午前中に、縫った傷口の抜糸を済まし、今は倉庫にいた。



同じように怪我をした雷と飛鳥も一緒にいる。



俺が気絶したあの日、2人とも臓器が傷ついてないか精密検査をしたが、大丈夫だったらしい。



未だに薄く痣は残っているらしいが、痛みはもう無いとのこと。



そして葵絆は……



あの日から今日まで、一度も目覚めていない。



かといって、容態が悪くなったわけでもない。



青星の下っ端たちには、葵絆は失踪した。と志が伝えた。



事故にあって、とかだと見舞いに行くことになる。



目覚める確率が極めて低いことも、伝えなければならなくなる。



…だから、葵絆が眠っている間は'失踪'だと嘘をつくことに決めた。



現在の青星に総長は不在、そして、あの楓も…



青星を辞めた。



あの日あの場に居た5人の下っ端も、楓と共に辞めていった。



何かあったのか。

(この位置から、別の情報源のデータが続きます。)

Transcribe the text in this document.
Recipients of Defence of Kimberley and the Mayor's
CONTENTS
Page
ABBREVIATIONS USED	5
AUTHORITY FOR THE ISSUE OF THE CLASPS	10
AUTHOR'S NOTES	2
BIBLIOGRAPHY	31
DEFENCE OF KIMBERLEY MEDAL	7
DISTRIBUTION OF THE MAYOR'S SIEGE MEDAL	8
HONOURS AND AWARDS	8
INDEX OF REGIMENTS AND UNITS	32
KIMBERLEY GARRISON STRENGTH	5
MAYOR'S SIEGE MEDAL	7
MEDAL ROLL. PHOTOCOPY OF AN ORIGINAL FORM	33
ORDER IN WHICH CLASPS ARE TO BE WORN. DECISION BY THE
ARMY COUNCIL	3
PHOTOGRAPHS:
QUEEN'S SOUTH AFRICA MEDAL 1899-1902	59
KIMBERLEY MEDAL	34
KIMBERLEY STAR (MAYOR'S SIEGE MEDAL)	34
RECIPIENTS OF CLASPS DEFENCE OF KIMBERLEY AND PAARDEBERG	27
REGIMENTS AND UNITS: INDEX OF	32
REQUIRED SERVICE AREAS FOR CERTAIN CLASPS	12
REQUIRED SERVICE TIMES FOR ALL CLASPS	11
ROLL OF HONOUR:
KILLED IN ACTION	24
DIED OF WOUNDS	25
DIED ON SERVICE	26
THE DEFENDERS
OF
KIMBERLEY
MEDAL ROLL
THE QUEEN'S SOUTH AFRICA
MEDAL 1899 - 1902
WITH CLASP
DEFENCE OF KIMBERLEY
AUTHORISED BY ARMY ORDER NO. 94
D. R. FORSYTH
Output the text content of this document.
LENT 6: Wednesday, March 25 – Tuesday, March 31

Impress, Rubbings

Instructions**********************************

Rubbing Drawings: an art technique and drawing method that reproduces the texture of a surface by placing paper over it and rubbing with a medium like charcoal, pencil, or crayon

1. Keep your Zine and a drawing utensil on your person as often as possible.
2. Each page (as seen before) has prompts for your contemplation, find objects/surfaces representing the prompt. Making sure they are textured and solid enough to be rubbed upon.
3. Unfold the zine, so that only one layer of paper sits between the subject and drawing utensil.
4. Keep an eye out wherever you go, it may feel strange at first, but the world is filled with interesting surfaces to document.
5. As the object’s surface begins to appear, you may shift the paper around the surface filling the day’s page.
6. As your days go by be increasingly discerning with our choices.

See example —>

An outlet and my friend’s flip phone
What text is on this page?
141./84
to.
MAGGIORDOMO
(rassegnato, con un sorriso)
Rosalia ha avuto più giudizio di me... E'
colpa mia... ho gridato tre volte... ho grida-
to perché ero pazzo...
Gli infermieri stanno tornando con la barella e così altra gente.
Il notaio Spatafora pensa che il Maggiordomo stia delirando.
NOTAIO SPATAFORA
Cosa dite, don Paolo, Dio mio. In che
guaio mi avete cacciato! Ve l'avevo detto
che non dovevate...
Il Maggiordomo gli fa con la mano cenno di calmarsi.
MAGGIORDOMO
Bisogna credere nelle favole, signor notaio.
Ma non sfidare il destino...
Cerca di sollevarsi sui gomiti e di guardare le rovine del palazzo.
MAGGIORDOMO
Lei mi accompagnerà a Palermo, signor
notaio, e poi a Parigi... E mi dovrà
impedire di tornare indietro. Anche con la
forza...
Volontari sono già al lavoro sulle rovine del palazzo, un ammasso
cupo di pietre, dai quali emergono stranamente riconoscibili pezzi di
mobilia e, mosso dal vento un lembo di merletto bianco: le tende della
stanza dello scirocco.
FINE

と他の下っ端に詰め寄られても、私情で辞めるということを貫いていた。



けど、俺たちにはなんとなくわかっていた。



尊敬する総長を、仲間を、目の前にいたのに守れなかったから後悔してるのだろう。



いや、後悔なんてもんじゃない。



恐らく'トラウマ'としてずっと心に刻み込まれていることだろう。



結局、俺たちは撃たれる瞬間を見ていなかった。



けど、俺たちより葵絆と百桃の近くにいたあの6人はバッチリ見ていたのだろう。



だから余計に俺たちより深い傷として残ったはずだ。



…そして俺たちも、



葵絆がいつ目覚めるかわからない中、ずっと総長不在の状態でいるわけにもいかない。



でも、俺たちが総長という肩書きを背負うには重すぎる。



……それならいっそ、四代目全員辞めてしまおう。



次の代に受け渡せば新幹部と共に新しい総長になる。



…だがそれも、そう簡単にはいかなかった。



なんせ、今でいう次期総長候補の楓がやめ、次期幹部候補に近かった5人もやめてしまった。



誰が総長に、副総に、幹部に、なるのか。



何日経ってもあの日のことが夢のように感じる俺たちには、そんな重要なことを決められるわけがなかった。



けれど、ずっとこのままにしておくわけにもいかない。



そして10日ぶりに俺たちは青星倉庫へと集まってきた。